|
|
|
Introduction
Syntax specified structure. Semantics is "meaning".
How can meaning be specified?
-
Lanugage reference manual
-
Defining translator
-
Formal definition - category theory, etc.
Binding Names
There are many names in a typical program.
There are names for variables, types, procedures and functions, classes,
constants, libraries, monitors, etc.
Names are for humans readers of programs, good names help understanding,
bad names hinder it.
Can you guess what the following function does?
int factorial(int x, int sum) {
return x + sum * previous;
}
How about if we use different names?
int next_height(int height, int velocity) {
return height + velocity * DT;
}
Some languages impose lexical restrictions on names.
-
C - A name must start with a letter
-
Fortran 77 - Names must be six characters or less
-
C89 - Names cannot be more than 31 characters
-
C - A name cannot have an embedded space. The following
is not a name.
foo bar
In Fortran the space would be removed yielding just foobar.
In C it used to be common to add an underscore,
foo_bar
but now it is more conventional to use capitalization.
fooBar
-
C++ - Case matters, so fooBar and FooBar would be different names.
-
C - Alphanumeric characters (and underscore) only in a
name, e.g., foo,Bar is not one name.
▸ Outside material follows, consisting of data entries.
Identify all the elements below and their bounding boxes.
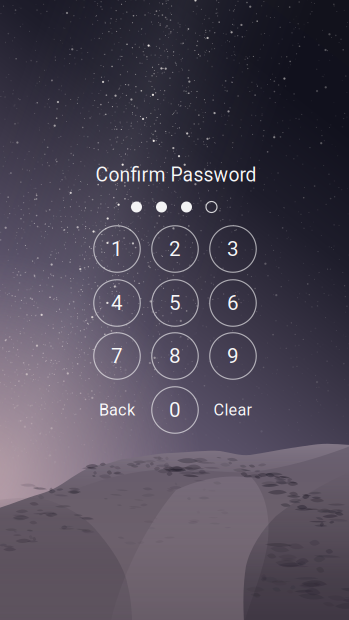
staticText: 3: [227, 237, 239, 261]
staticText: 0: [169, 398, 181, 422]
button[interactable]: 0: [152, 387, 198, 433]
button[interactable]: 3: [210, 226, 256, 272]
staticText: 6: [227, 291, 239, 315]
staticText: 5: [169, 291, 181, 315]
button[interactable]: 2: [152, 226, 198, 272]
button[interactable]: Clear: [198, 392, 268, 428]
button[interactable]: 8: [152, 333, 198, 379]
button[interactable]: Back: [82, 392, 152, 428]
staticText: Back: [99, 400, 135, 420]
button[interactable]: 7: [94, 333, 140, 379]
staticText: Confirm Password: [96, 164, 256, 186]
button[interactable]: 4: [94, 280, 140, 326]
staticText: 1: [111, 237, 123, 261]
button[interactable]: 1: [94, 226, 140, 272]
staticText: 2: [169, 237, 181, 261]
button[interactable]: 9: [210, 333, 256, 379]
button[interactable]: 6: [210, 280, 256, 326]
button[interactable]: 5: [152, 280, 198, 326]
staticText: 8: [169, 344, 181, 368]
staticText: Clear: [214, 400, 252, 420]
staticText: 4: [111, 291, 123, 315]
staticText: 7: [111, 344, 123, 368]
staticText: 9: [227, 344, 239, 368]
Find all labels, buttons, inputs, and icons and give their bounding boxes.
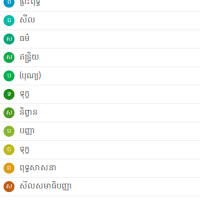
staticText: ស: [6, 53, 12, 62]
staticText: ព: [7, 163, 11, 173]
button[interactable]: ព: [0, 159, 200, 178]
staticText: ស: [6, 182, 12, 191]
staticText: សីលសមាធិបញ្ញា: [20, 181, 72, 192]
staticText: ស: [6, 108, 12, 118]
button[interactable]: ច: [0, 141, 200, 159]
staticText: ព្រះពុទ្ធ: [20, 0, 40, 8]
staticText: ទុក្ខ: [20, 89, 30, 100]
staticText: (បុណ្យ): [20, 70, 40, 82]
staticText: ទុក្ខ: [20, 144, 30, 155]
staticText: ពុទ្ធសាសនា: [20, 162, 56, 174]
staticText: ធ: [7, 16, 11, 25]
staticText: ព: [7, 0, 11, 7]
staticText: ប: [7, 71, 11, 81]
staticText: ទ: [7, 90, 11, 99]
button[interactable]: ស: [0, 49, 200, 67]
staticText: សីល: [20, 15, 36, 26]
button[interactable]: ព: [0, 0, 200, 12]
button[interactable]: ប: [0, 67, 200, 86]
button[interactable]: ស: [0, 30, 200, 49]
staticText: ប: [7, 126, 11, 136]
staticText: ស: [6, 34, 12, 44]
staticText: ច: [7, 145, 11, 154]
staticText: និព្វាន: [20, 107, 38, 118]
button[interactable]: ប: [0, 123, 200, 141]
button[interactable]: ធ: [0, 12, 200, 30]
button[interactable]: ស: [0, 178, 200, 196]
button[interactable]: ស: [0, 104, 200, 122]
staticText: ឥន្រ្ទិយ: [20, 52, 40, 63]
button[interactable]: ទ: [0, 86, 200, 104]
staticText: បញ្ញា: [20, 126, 34, 137]
staticText: ធម៌: [20, 33, 30, 45]
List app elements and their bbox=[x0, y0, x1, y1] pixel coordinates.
The reason for this restriction
is that, in languages that are whitespace-free, the lexical analyzer
would have a difficult time determining where a name ends.
-
C - Name cannot be a reserved word, so we couldn't have a
variable named 'if'. A special case of
a reserved word is a keyword. Keywords have context-sensitive
meanings, and names can be a keyword when used in a different
context. For example in Fortran we could define the following variable,
named
Integer to be of type Real.
Real Integer;
Attributes
A name has (potentially) several attributes depending on what
kind of thing is this name? Function, type, variable.
Variable
-
Address - Location in memory of the value of the variable. Sometimes
referred to as the l-value (the value used in the left-hand side
of an assignment).
-
Type - The type specifies the interpretation of bits at the storage
location and a set of possible operations permitted for that type.
Types are described in more detail below.
-
Value - The sequence of bits at the location, also called the r-value.
-
Lifetime - How long does this var live?
-
Scope - Where is it visible?
Example
int x;
x = 5;
Function
-
Return type
-
Type and number of parameters
-
Code pointer
let f x = x;;
Type/Class
typedef struct {int x; int y;} point point_type;
Binding
Binding - associates a name and a property (e.g., the Type).
Static binding
-
binding occurs before run-time
-
often remains unchanged during execution
The Type binding in C is an example of a static binding.
Dynamic binding
-
first happens at run-time
-
can change during execution
The following PostScript code dynamically binds a name.
/x exch def
Refinement of binding times
-
language definition time
-
language implementation time
-
translation-time (compile-time)
-
link-time
-
load-time
-
run-time
For example, consider the bindings in the following fragment of a
C program.
int fooBar;
fooBar = 1;
The Type, int,
is (statically) bound to the name, fooBar, at compile-time.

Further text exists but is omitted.